While price is always a consideration, Insley says cost alone can’t be the deciding factor. In fact, A-OK, with its used fleet of trucks, has purchased a variety of vacuum pumps, mostly used. “I think we’ve only bought one new pump since we bought the company,” she says.
Here are Insley’s top tips for selecting a vacuum pump for your trucks:
1. Consider performance
“I think we have every pump ever made,” Insley says. In terms of performance, she specifically looks for speed of use, as well as proper suction.
When shopping for pumps, the Insleys especially look for flex couplings (or flex gears) to help performance. “The flex gear technology is very smart,” she notes.
According to Insley’s husband, Mark, the couplings, which use a rubber (EPDM), neoprene or Hytrel sleeve, have exceptional torsional flexibility. “Their four-way flexing action absorbs virtually all types of shock, misalignment and end float,” he says. “With these types of couplings, the need for lubrication and maintenance is eliminated. As a result, these couplings provide clean, dependable and quiet performance.”
2. Size matters
Yes, size matters. With vacuum pumps, a larger pump will not really help you work faster or pump much quicker. You’re not going to put a 450 to 500 cfm pump on a 2,500-gallon tank. Get the pump that best fits the size of your tank. Here are some guidelines for good pump/tank combinations:
Manufacturers will provide specific pump recommendations based on the size of your tank. They’ll also need to know the pump application, if you’ll be using it to pump septic tanks or portable restrooms, and how long the pump will be running on average.
3. Don’t overlook maintenance
“Like any piece of equipment, if you maintain it properly, it’s going to give you a better life,” Insley says. So, no matter which pump you select, be sure to maintain it regularly to ensure a long life. A-OK and its drivers develop a well-rounded understanding of the pump and its quirks to safeguard against mishaps.

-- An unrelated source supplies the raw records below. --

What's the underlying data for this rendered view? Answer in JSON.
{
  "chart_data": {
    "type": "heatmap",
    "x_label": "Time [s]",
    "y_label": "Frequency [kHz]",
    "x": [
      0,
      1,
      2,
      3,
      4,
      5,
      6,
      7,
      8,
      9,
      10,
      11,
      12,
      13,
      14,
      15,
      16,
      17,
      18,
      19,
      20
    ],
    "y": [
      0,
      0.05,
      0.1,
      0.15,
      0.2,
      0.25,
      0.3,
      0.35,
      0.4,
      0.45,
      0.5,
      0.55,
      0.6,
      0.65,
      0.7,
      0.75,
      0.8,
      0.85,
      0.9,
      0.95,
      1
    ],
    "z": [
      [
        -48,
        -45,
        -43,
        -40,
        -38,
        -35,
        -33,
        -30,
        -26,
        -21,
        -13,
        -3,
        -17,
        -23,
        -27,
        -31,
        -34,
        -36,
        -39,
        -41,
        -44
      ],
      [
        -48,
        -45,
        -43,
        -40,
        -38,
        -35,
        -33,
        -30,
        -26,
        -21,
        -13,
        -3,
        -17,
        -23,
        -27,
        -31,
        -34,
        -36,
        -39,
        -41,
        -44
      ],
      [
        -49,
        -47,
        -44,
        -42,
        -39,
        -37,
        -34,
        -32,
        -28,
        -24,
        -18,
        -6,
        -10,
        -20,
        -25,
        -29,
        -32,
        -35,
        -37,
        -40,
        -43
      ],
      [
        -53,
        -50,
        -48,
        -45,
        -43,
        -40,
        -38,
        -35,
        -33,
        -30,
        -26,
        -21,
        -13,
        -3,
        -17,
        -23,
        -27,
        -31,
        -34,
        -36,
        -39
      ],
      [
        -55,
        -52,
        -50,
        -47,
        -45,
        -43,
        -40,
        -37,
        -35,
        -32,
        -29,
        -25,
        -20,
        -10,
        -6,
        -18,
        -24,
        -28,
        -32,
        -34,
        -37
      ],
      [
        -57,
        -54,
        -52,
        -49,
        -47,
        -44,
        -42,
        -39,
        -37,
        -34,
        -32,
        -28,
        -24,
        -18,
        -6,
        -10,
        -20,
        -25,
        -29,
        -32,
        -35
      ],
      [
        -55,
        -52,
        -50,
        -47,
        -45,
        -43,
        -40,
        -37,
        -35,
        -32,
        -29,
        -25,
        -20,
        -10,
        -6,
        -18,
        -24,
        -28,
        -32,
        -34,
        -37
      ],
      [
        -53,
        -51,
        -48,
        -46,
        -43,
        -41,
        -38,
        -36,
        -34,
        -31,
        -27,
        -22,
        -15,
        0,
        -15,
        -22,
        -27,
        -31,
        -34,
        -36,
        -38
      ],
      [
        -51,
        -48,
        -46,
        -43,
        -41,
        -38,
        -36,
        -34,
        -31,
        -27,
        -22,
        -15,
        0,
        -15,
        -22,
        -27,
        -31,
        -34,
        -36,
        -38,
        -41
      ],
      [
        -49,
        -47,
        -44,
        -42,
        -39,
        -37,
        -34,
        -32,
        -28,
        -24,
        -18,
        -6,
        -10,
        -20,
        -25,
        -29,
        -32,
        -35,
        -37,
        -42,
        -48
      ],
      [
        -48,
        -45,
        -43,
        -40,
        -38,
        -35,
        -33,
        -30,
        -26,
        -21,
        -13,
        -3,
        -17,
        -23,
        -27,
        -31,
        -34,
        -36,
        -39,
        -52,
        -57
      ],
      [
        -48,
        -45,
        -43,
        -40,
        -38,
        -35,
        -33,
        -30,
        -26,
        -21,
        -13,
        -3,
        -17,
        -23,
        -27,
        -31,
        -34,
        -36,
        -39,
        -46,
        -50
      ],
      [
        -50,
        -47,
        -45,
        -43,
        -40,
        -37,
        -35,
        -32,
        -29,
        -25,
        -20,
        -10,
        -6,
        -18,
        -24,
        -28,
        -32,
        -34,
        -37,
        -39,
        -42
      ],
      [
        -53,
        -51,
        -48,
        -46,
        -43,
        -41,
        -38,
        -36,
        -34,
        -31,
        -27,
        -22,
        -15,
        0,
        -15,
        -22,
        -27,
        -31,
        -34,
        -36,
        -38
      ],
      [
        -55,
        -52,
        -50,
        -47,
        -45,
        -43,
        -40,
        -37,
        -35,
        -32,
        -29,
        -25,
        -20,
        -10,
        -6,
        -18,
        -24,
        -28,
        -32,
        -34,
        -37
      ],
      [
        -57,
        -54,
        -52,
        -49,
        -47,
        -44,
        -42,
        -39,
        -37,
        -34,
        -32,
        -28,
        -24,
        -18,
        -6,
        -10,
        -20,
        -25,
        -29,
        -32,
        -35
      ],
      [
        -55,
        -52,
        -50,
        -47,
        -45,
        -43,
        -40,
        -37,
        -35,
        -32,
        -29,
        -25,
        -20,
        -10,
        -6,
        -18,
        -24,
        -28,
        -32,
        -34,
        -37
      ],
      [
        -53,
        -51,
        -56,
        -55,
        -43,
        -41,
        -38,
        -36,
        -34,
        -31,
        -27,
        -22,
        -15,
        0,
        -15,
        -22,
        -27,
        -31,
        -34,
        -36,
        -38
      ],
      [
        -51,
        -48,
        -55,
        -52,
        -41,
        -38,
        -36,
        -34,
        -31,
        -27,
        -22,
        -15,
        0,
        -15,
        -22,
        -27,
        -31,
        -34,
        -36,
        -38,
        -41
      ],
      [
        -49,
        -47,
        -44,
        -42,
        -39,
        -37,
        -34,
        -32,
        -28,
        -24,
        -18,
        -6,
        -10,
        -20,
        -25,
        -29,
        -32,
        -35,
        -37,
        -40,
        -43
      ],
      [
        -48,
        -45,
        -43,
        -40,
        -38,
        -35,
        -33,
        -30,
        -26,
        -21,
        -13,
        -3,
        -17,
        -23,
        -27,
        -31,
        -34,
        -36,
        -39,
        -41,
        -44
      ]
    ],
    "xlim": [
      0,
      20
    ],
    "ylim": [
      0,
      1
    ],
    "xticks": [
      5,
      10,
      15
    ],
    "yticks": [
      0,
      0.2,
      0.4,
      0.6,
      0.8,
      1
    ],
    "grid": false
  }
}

Learn to respect your equipment; longevity will differ if you use your pumps on heavy routes and the pump is constantly running. It will also depend on whether you are pumping septic tanks or portable restrooms.
“Your pump is just as important as your motor on your truck,” she says. As you run down your maintenance checklist, don’t overlook things like checking and filling the oil on the pump.
The Insleys rebuild their pumps regularly, usually in winter, changing out the bearings and other parts pervasive to wear. “We try to do a preventive maintenance program,” she says, noting that some contractors wait until pumps break down before rebuilding, which can bring work to a standstill if a replacement pump is not on hand.
4. Do some research
It might seem like common sense, but research is essential to choosing the right pump for your business. The Insleys purchased an existing business, so they inherited vacuum pumps — and learned quickly which ones they liked and which ones were “problem children.”
Check out trade magazines and catalogs, but also speak with others in the business to find out what works for them and which brands they recommend.
Contractors outside your direct service area are usually more likely to share personal experiences because you’re not competing for business, says Insley. “When I talk to people, they’re always open to talk about the good and the bad; I’ve learned so much from fellow pumpers,” she says. “They really are your best resource.”
5. Respect brands and reputation
Insley says her company usually sticks with the same two brands of vacuum pumps because it makes ordering replacement parts easy. If you have a brand that works well for you, brand loyalty can pay off. But there can also be value in diversification, especially with a large fleet.